January 8, 2024
Little Larvae to Hit the Big Screen
Growing up deep in the mountains of Colorado, Mel Lemke caught her early glimpses of the sea in IMAX films at the Denver Museum of Nature & Science.
Years later, she decided to study marine biology at the University of Oregon. During a deep-sea biology course, Craig Young, professor and director of the Oregon Institute of Marine Biology (OIMB) in the College of Arts and Sciences, made her an offer: He was leading a research cruise, and he had extra room.
Lemke said yes immediately.
“It’s also going to be an IMAX movie,” he added. Her response? “Even cooler.”
Born in the Abyss, planned for a 2024 release, tells the story of UO faculty and students conducting deep-sea larvae research along the East Coast. The film will highlight their fascination with these little-known wonders, with the goal of inspiring others to become involved in their discovery.
It all started with Alvin, the “most famous submarine in the world,” according to Young. Alvin helped find the sunken wreckage of the Titanic and discover deep-sea hydrothermal vents—hot springs where seawater and magma combine to enable a rare set of organisms to thrive without any sunlight.
The submarine underwent renovations in 2021, allowing it to go deeper into the ocean. Its next destination was Young’s research cruise to help his team collect data and gather observations. Filmmaker Stephen Low, who has a history of making films about the deep sea, was right behind.

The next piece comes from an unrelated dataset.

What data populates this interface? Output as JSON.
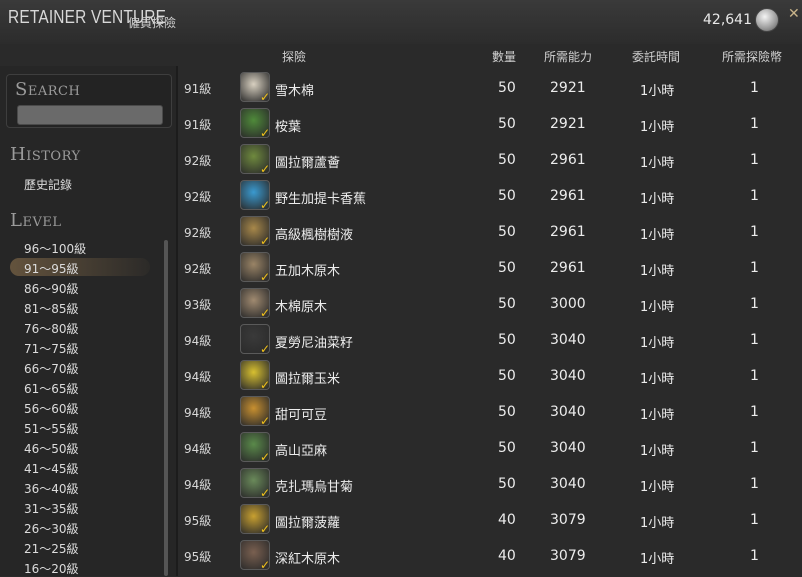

In the fall of 2022, Young, a dozen or so other faculty and students, and a three-person film crew set sail from Pensacola, Florida, to the Louisiana coast and up the East Coast to Maryland.
Their research was focused on larvae, which Young defines as “little babies,” at methane seeps—areas where methane bubbles up from the seafloor and, like hydrothermal vents, creates the conditions for an ecosystem. The researchers were studying all the species of larvae they found there, but they were especially interested in the bright pink and magenta larvae of bathymodiolin mussels that dominate those areas.
During the voyage, the film crew interviewed the researchers and staged some shots. They filmed researchers zipping around the ship on a skiff, including a rare moment when students had the opportunity to touch the ocean—something the ship was too high to allow.
Mostly, the researchers went about their business as usual. While working long hours and going days without showering, they didn’t always feel camera-ready.
“You’re focused on the work, not on being a put-together human,” explains Caitlin Plowman, OIMB PhD candidate.
Showing what’s possible
With the filming complete, the film crew has now turned its attention to creating computer graphics. Low says this is “the hard, expensive, slow part.” But it’s also essential to help the audience understand how marine biologists study the deep sea.
That understanding, and the researchers’ fascination with their tiny subjects, are at the heart of the film.
Larvae are bizarre, beautiful, and “will capture a lot of imaginations,” says OIMB PhD candidate Lauren Rice. “I hope they inspire some people.”
But the IMAX film will capture more than the wonders of deep-sea larvae. It also has the potential to expose future generations of young women to new possibilities. Most of the researchers on the cruise were women, and Lemke emphasizes the importance of showing children the diversity of lives women can lead.
Looking back on her early exposure to IMAX films, she reflects, “it would have been really cool to see a bunch of young women working together on something amazing.”
Low adds, “There are young people doing incredible things, and they do so in part because they’ve seen that it’s possible.”